Urban Property Australia expects the RBA to cut the cash rate to 0.5 per cent in coming months and lower it to 0.25 per cent by mid-2020 which will be maintained for an extended time.

Victoria is projected to continue to outperform other Australian states in 2020, followed by Queensland which has seen in population growth leading to solid economic growth.

On the back of record profits, mining investment is expected to grow for the first time since 2013 this year, which will aid the recovery of Western Australia in particular.

Office market

With more than 250,000 jobs created over 2019 of which most were white-collar, tenants continue to need to expand despite the subdued economic conditions.

Employment conditions are expected to be supported in the short term by the low-interest rate environment and ongoing investment in infrastructure projects.

With the vacancy rate of the Melbourne CBD office market down to 30-year lows, Sydney CBD vacancy below 5 per cent, UPA forecasts that vacancy to remain low with the vast majority of new supply already pre-committed.

We also expect the vacancy rates of both Perth CBD and Brisbane CBD to continue to improve through 2020 boosted by improving local economic conditions.

Although bond rates have fallen, UPA expects that yields will remain at their historical lows as investors become increasingly cautious of the length of this current cycle, despite the strong rental growth.

Related: Solid’ investment expected to continue this year, says Urban Property Australia

Retail market 

The past year was a brutal one for the retail market, with interest rate cuts failing to halt store closures, retailer insolvencies and changing consumer behaviours that impacted both occupiers and investors.

The challenging retail trade conditions and subdued investor sentiment has led retail shopping centre yields to rise.

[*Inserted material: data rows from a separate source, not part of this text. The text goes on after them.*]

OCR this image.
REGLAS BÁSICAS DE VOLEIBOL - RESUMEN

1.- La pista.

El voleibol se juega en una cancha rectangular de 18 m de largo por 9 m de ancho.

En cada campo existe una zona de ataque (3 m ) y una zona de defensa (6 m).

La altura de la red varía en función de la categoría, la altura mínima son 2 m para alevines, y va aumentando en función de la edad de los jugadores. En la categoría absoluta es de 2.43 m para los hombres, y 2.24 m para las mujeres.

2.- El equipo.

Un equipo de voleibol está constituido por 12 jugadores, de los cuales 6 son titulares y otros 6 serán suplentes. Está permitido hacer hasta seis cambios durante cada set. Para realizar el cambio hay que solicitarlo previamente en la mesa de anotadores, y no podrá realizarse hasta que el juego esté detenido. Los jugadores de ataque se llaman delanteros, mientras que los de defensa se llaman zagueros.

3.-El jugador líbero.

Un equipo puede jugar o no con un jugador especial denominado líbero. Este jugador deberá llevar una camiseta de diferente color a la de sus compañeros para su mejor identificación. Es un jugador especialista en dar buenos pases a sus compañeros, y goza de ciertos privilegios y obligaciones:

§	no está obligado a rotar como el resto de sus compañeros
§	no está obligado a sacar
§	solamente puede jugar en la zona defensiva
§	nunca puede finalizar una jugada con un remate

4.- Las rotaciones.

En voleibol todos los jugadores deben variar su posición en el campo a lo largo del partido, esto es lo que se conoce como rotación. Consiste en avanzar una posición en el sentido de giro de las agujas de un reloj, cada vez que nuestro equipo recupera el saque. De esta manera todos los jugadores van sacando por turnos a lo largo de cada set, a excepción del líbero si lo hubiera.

UPA expects the trend of yield decompression to continue through 2020, especially for regional and sub-regional centres.

While vacancy remains elevated along suburban retail strips, values remain relatively resilient with robust purchaser demand from private investors.

UPA expects that further retailer closures and subdued trade conditions will see limited new supply for the retail market in 2020.

We expect owners instead to be focused on re-positioning and add more non-traditional retail occupiers such as gyms, medical centres and co-working space to centres.

Rents in the retail sector are projected to continue to decline across retail asset classes and states with retailers cautious and increasingly selective towards new tenancies.